Père et fils, fils et père, mémoire donc, et plus particulièrement ici comment transmettre la mémoire d’un monde détruit par la Shoah, un passé dont la nostalgie empêche le père d’être heureux, ou de s’autoriser au bonheur, et qui pèse sur le fils essayant d’endosser ce qui est indicible malgré la conscience que ce ne sera jamais son histoire et qu’il ne pourra jamais se l’approprier tout à fait.
L’incommunicabilité est commune à chaque parent et enfant. Le conflit est inévitable pour l’affranchissement, mais pour les enfants de survivants, la culpabilité est d’un prix exorbitant.
« Le cinquième fils » raconte donc l’histoire d’un père survivant d’un ghetto polonais qui veut témoigner auprès de son fils new-yorkais de la traque obsessionnelle dont a été victime sa famille d’un bourreau SS dont la figure incarnation du Mal l’obsède.
Reuven, dont la mère s’est réfugiée dans la folie et le père dans le silence, a échoué dans son désir de vengeance. Son fils désemparé reprend le flambeau pour l’amour de son père, conscient que ce bourreau, surnommé « L’Ange », est devenu un membre à part entière (et toxique) de la famille. Il part à la quête d’un fantôme, d’une abstraction, sans illusion de réparation. Autre fantôme, ce cinquième fils, Ariel, sorte de double fantasmé de Reuven, devenu le symbole des espoirs assassinés mais surtout d’un monde imaginaire seule échappatoire possible à la folie des hommes et rempart à sa propre folie.

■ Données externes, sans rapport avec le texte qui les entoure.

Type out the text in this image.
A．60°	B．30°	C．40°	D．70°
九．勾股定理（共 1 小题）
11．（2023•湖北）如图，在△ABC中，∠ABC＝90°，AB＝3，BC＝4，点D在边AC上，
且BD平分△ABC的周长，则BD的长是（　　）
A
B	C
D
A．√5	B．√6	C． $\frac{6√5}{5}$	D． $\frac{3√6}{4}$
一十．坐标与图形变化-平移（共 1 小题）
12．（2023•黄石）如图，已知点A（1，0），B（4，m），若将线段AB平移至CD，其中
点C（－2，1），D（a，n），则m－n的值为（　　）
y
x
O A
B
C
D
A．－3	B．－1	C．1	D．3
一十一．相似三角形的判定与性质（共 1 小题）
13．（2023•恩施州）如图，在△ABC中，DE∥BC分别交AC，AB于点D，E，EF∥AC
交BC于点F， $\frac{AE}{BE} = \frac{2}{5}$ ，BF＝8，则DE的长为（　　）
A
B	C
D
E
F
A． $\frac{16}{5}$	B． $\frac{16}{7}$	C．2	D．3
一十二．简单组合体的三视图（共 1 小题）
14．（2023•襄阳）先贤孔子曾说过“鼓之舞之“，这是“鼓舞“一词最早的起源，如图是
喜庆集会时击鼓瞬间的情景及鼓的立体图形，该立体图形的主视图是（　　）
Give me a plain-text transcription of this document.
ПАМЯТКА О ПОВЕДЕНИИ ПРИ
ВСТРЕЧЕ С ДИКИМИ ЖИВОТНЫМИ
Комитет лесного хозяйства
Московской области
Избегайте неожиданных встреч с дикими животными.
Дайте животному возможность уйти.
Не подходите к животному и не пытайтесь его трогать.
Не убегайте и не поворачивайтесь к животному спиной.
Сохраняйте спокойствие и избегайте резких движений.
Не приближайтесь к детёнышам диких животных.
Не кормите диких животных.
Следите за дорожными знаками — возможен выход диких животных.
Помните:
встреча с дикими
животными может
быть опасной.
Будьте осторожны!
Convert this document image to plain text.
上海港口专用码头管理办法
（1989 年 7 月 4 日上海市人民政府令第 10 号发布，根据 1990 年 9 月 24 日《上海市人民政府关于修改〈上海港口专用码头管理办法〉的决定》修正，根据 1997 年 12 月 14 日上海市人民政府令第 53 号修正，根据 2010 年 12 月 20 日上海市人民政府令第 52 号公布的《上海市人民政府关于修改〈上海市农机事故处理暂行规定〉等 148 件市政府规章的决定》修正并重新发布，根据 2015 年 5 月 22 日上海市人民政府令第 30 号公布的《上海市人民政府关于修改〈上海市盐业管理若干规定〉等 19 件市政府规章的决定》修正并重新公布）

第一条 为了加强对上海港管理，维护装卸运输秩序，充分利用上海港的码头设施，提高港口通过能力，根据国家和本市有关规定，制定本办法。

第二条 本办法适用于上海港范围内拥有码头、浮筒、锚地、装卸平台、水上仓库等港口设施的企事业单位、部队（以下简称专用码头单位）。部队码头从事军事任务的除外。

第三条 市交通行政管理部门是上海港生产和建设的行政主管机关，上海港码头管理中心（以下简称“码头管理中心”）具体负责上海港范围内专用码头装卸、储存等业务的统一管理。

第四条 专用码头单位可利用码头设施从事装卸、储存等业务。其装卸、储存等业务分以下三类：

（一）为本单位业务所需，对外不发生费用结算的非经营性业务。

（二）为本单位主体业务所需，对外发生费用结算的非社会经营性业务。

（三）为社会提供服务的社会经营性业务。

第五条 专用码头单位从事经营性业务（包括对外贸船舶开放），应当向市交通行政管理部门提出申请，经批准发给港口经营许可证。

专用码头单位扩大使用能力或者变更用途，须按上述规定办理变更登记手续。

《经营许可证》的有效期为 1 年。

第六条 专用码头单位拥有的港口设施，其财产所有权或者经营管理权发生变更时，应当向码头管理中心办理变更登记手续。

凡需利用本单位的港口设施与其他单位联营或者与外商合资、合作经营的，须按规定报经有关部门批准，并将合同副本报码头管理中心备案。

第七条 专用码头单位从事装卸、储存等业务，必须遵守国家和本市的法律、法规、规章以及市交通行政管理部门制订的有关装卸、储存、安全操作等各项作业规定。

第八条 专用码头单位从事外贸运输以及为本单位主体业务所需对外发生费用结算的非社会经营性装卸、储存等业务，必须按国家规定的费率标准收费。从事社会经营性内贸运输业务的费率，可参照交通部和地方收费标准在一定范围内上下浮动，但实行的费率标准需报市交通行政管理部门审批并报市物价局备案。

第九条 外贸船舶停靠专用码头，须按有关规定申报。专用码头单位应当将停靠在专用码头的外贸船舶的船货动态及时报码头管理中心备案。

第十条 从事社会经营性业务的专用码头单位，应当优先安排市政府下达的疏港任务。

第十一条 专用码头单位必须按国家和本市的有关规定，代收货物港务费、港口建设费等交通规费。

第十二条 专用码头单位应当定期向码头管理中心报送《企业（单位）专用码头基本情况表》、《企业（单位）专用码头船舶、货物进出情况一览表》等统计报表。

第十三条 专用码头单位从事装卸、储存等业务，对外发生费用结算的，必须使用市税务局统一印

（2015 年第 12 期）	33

Le roman alterne les récits réalistes et dramatiques et les moments oniriques, le style indirect, la prière et les dialogues père-fils. Le dosage est subtil et très réussi, offrant au lecteur des moments de respiration nécessaire par des ruptures de ton bienvenues. Les époques et les lieux se télescopent, se font écho, l’effroi du ghetto se noie dans la fourmilière new-yorkaise, les mots du père dans la colère du fils, et les rêves de chacun créent une réalité palpable qui les sauve de la tentation suicidaire.
« Le cinquième fils » est aussi réussi car il peut s’appréhender sur bien des niveaux : historique, spirituel, onirique, poétique… Le dosage équilibré de tous ces ingrédients rend l’histoire accessible et parlante à chacun. L’auteur croit en la stérilité de la vengeance (idée ou acte) à laquelle il oppose l’éventualité de pardon, malgré la souffrance dont on voudrait se délivrer. Avant tout, l’œuvre est un émouvant roman d’amour entre pères et fils auquel Elie Wiesel ne veut pas apposer le mot fin, mais plutôt l’expression « à suivre ». C’est ainsi et pour cela que l’écrivain continue à écrire et à laisser des traces.